Ljungman concluded that letermovir as secondary prophylaxis could be used for some indications, such as for patients with early CMV reactivation who did not previously receive letermovir; however, more studies are required further elucidate whether letermovir is effective in this patient population.

Conclusion

Infection prophylaxis is vital to reduce the risk of bacteremia and viremia in patients who receive HSCT, despite the risks of C. diff infection and antibiotic resistance. However, the study by Alrugaib et al. showed a reasonable rate of C. diff infection in pediatric HSCT patients who had received cefepime prophylaxis.¹ Similarly, in the study by Gardener et al., patients who received levofloxacin did not show elevated rates of C. diff infection, with levofloxacin prophylaxis patients showed significantly lower levels of infection than patients who did not receive levofloxacin prophylaxis.² In patients who received letermovir, viral reactivation was significantly reduced with no significant safety concerns, as reported by Koch et al.
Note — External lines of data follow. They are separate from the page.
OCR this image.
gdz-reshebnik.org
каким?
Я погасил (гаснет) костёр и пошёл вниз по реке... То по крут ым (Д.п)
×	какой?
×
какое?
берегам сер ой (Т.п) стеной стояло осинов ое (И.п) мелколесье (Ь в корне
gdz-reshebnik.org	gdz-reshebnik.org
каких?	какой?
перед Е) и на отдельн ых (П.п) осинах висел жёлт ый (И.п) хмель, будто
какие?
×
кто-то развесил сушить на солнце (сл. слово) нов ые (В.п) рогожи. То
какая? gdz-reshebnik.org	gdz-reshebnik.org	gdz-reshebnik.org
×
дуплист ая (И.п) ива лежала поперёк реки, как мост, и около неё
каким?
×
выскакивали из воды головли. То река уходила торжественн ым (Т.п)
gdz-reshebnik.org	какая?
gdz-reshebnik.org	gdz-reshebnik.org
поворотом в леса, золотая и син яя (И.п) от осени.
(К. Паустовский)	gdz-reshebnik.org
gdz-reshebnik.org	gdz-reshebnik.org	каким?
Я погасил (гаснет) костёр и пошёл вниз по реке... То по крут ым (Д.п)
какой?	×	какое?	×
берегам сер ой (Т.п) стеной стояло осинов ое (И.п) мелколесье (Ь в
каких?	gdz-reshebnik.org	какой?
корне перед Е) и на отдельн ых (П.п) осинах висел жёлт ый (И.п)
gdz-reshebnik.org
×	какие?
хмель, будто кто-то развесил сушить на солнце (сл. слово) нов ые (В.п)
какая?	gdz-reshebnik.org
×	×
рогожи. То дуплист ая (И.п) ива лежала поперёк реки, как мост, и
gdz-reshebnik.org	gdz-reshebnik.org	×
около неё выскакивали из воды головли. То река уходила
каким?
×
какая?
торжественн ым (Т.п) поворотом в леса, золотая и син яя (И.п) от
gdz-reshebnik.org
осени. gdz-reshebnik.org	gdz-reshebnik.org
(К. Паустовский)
Further large-scale trials, comparing different prophylactics to each other and placebo, would provide more data on the safety of different prophylactic regimes and further elucidate the factors contributing to C. diff infection in patients who receive prophylaxis. Further studies into secondary prophylaxis options are also warranted to produce the necessary safety and efficacy data.